Talking in fast cars
Certainly one of the signs of the modern age is the speed with which we travel. Add to that the speed of our communications, especially with cell phones now, and we can see that all the drama and complications of life are that much more amplified. Two movies—one from 50 years ago, the other brand new—exemplify this tendency in both fascinating and distressing ways.

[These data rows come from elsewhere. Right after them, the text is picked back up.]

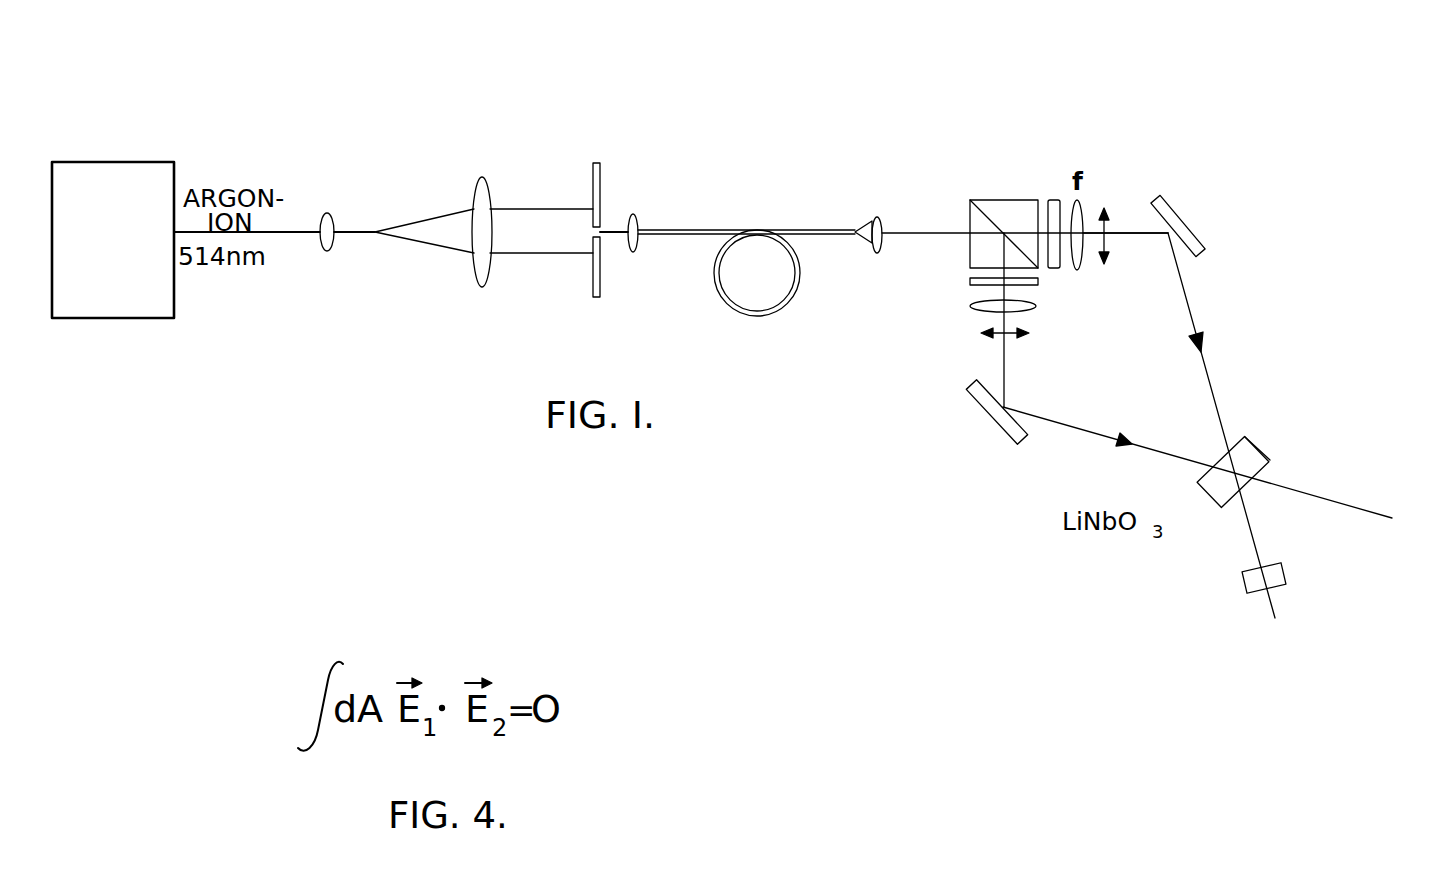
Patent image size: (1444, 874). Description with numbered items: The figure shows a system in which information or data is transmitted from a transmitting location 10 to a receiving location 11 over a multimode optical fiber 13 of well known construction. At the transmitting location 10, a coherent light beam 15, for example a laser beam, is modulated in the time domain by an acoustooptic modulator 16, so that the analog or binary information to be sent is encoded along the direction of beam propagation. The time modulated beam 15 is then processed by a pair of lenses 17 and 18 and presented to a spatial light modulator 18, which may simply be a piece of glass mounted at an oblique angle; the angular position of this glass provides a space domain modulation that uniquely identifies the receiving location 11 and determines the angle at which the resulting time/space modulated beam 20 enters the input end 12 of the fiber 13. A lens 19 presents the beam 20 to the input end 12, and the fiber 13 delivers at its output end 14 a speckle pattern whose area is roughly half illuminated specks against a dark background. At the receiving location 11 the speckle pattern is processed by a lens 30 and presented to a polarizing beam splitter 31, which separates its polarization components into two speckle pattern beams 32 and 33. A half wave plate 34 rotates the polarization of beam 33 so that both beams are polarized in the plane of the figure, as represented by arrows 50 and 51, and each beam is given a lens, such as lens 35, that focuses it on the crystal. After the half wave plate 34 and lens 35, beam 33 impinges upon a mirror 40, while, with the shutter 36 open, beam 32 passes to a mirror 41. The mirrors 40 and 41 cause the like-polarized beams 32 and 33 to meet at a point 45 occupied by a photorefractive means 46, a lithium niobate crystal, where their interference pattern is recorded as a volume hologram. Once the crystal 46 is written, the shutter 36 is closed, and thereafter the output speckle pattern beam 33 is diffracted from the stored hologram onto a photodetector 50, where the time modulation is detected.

The transmitting location 10 is at (222, 92).
The receiving location 11 is at (1116, 104).
The input end 12 is at (663, 230).
The multimode optical fiber 13 is at (777, 221).
The output end 14 is at (856, 236).
The coherent light beam 15 is at (298, 233).
The acoustooptic modulator 16 is at (137, 162).
The lens 17 is at (330, 213).
The spatial light modulator 18 is at (593, 178).
The lens 19 is at (637, 215).
The time/space modulated beam 20 is at (607, 238).
The lens 30 is at (880, 216).
The polarizing beam splitter 31 is at (970, 204).
The speckle pattern beam 32 is at (1127, 232).
The speckle pattern beam 33 is at (1004, 387).
The half wave plate 34 is at (1040, 286).
The lens 35 is at (1032, 312).
The shutter 36 is at (1055, 270).
The mirror 40 is at (990, 418).
The mirror 41 is at (1195, 228).
The point 45 is at (1262, 452).
The photorefractive means 46 is at (1248, 438).
The arrow / photodetector 50 is at (1108, 260).
The arrow 51 is at (980, 334).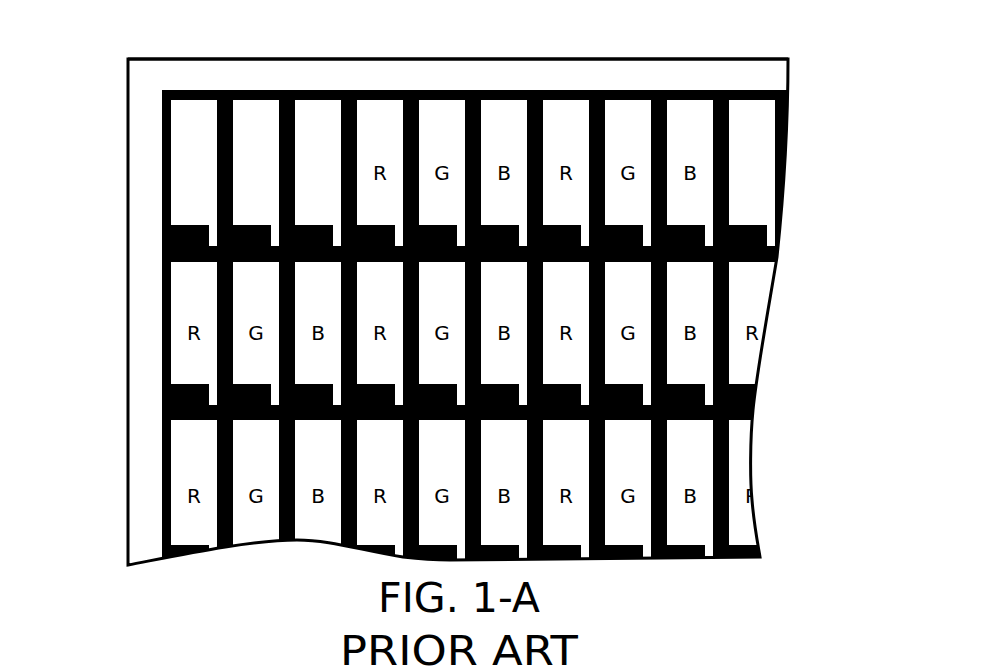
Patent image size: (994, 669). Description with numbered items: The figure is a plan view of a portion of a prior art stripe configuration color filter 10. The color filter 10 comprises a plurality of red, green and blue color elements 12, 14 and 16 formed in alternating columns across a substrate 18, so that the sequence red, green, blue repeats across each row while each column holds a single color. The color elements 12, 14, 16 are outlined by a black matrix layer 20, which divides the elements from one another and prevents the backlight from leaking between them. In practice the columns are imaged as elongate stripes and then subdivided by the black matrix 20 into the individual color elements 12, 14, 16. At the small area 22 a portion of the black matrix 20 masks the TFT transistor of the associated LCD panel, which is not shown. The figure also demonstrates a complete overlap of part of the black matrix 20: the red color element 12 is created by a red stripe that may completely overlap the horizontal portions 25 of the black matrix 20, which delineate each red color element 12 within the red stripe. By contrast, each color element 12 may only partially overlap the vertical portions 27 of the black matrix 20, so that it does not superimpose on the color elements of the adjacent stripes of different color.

The color filter 10 is at (116, 447).
The red color element 12 is at (191, 108).
The green color element 14 is at (257, 108).
The blue color element 16 is at (316, 108).
The substrate 18 is at (662, 78).
The black matrix layer 20 is at (782, 90).
The area 22 is at (771, 228).
The horizontal portions 25 is at (188, 246).
The vertical portions 27 is at (218, 170).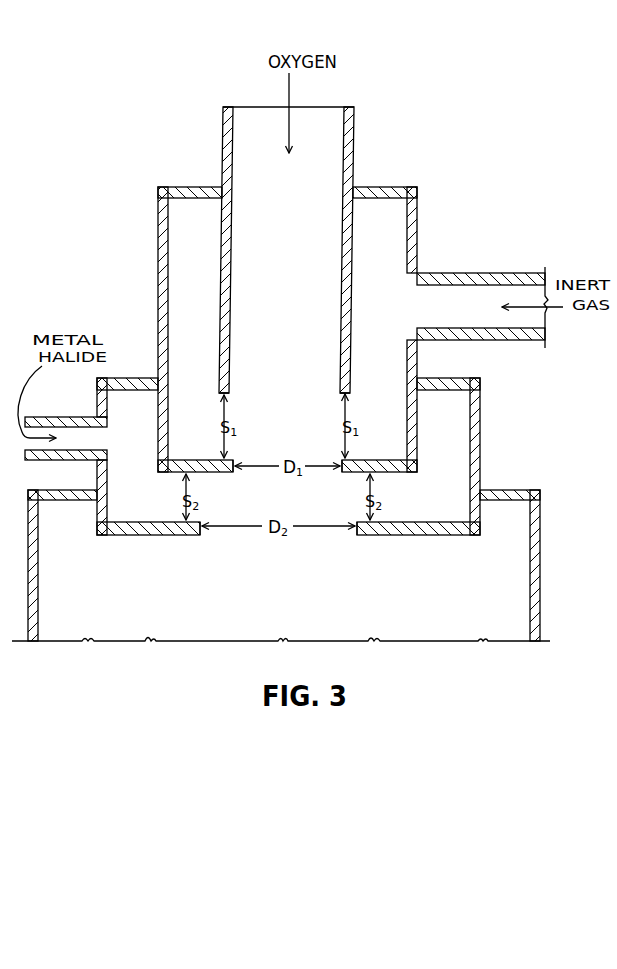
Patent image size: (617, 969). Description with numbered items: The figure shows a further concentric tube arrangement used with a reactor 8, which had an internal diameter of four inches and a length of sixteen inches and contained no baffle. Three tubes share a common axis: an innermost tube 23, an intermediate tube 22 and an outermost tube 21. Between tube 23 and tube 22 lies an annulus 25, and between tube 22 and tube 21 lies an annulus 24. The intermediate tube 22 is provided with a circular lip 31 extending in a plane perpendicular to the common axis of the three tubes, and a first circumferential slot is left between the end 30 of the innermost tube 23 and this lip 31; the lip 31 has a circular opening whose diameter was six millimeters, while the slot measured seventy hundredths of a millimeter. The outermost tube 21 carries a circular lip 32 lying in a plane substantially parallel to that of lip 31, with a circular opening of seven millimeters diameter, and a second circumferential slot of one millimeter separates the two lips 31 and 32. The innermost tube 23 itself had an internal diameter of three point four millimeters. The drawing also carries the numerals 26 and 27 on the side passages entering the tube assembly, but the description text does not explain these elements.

The reactor 8 is at (295, 611).
The outermost concentric tube 21 is at (480, 433).
The intermediate concentric tube 22 is at (417, 236).
The innermost concentric tube 23 is at (354, 143).
The annulus 24 is at (143, 420).
The annulus 25 is at (206, 239).
The inert gas inlet tube 26 is at (478, 274).
The metal halide inlet tube 27 is at (46, 401).
The end of tube 23 30 is at (229, 393).
The circular lip 31 is at (237, 468).
The circular lip 32 is at (200, 536).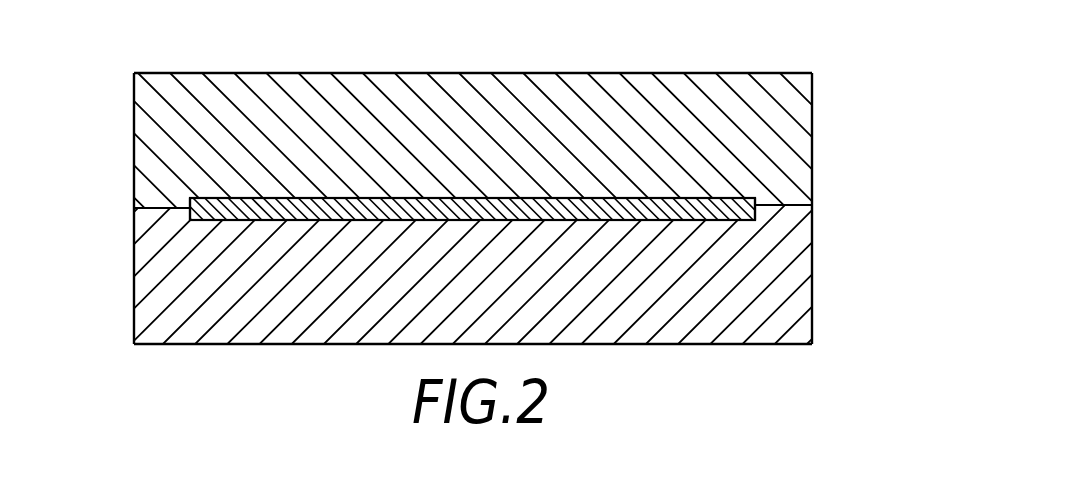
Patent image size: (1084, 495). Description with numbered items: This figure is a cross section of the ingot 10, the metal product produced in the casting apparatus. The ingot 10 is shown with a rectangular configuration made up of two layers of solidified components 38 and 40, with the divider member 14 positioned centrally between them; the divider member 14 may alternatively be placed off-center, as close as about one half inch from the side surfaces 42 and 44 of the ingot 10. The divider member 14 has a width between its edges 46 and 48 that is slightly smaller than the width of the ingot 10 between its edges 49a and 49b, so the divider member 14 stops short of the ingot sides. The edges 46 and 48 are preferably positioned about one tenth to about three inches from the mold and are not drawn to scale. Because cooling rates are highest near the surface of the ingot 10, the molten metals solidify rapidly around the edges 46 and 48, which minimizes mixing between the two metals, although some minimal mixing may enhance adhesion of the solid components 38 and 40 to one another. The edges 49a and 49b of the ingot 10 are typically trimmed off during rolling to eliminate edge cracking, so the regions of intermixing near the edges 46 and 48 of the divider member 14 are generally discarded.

The ingot 10 is at (850, 75).
The divider member 14 is at (190, 198).
The component 38 is at (812, 286).
The component 40 is at (812, 138).
The side surface 42 is at (500, 73).
The side surface 44 is at (732, 345).
The edge 46 is at (190, 202).
The edge 48 is at (812, 204).
The edge 49a is at (133, 287).
The edge 49b is at (812, 318).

“Il Sorpasso” (1962), an Italian film directed by Dino Risi just recently released on DVD by the Criterion Collection, is a simple story: it’s a hot summer day, and a hyperactive young man, Bruno, in a slightly beat-up sports car, sees Roberto, a law student, in his apartment window. Bruno needs to call his friends, whom he’s missed. He asks Roberto, a somewhat timid and quiet fellow who isn’t quite sure how to handle this whirlwind character, who says yes. Before either of them know it, they are on the open road and leaving Rome—the Italian countryside beckons, and Bruno, who refuses to be stuck behind any vehicle, uses his rather musical (and obnoxious) horn, and his engine, to get his way. Stops pile on stops, with a gas station, German women, priests and nuns, fish soup, relatives and an ex-wife all part of the quickly moving plot. Roberto, who keeps wanting to go home to study, nevertheless can’t help but enjoy himself with this man who never stops going. The film will strike some as tonally shocking—what starts out as light-hearted turns into something else before the end comes, and that change certainly makes “Il Sorpasso” stand out—especially when one compares it to most mainstream American movies.
“Locke”, a new film from England by director Steven Knight, is a simply situated, but not simplistic, drama, entirely set in the interior of a car at night. Lest you think that sounds mind-numbing—or at least more appropriate for a radio drama or a play—think again. The movie works, carried by one actor who drives the car, and helped hugely by the voices of those he loves and works with as they call him and he calls them on his very sophisticated dashboard cell phone system. The driver is Ivan, a family man, a construction manager (he builds skyscrapers), driving from somewhere in the north of England to London. He is going to a hospital there to be with a woman not his wife. He is also facing huge pressures from his employer, because the next day there will converge an armada of cement trucks on the site he’s been managing, one of the biggest projects of its kind in Europe, and he won’t be there. And because he is “connected” so completely with everyone in his life, everyone has a (disembodied) voice to scream at him, plead with him, argue with him, and maybe even console him before the end of the movie. On top of all that, there is also the (unseen and unheard) ghost of his father, who was less than stellar in that role for Ivan. As he navigates his vehicle through the night, Ivan controls access to himself, through his car and his phone, but that doesn’t mean he is free from the consequences of his actions. “Locke” takes a perfectly modern situation and runs with it—a wonderfully balanced tale about choices that, despite the trappings of its modern technology, never loses its human touch.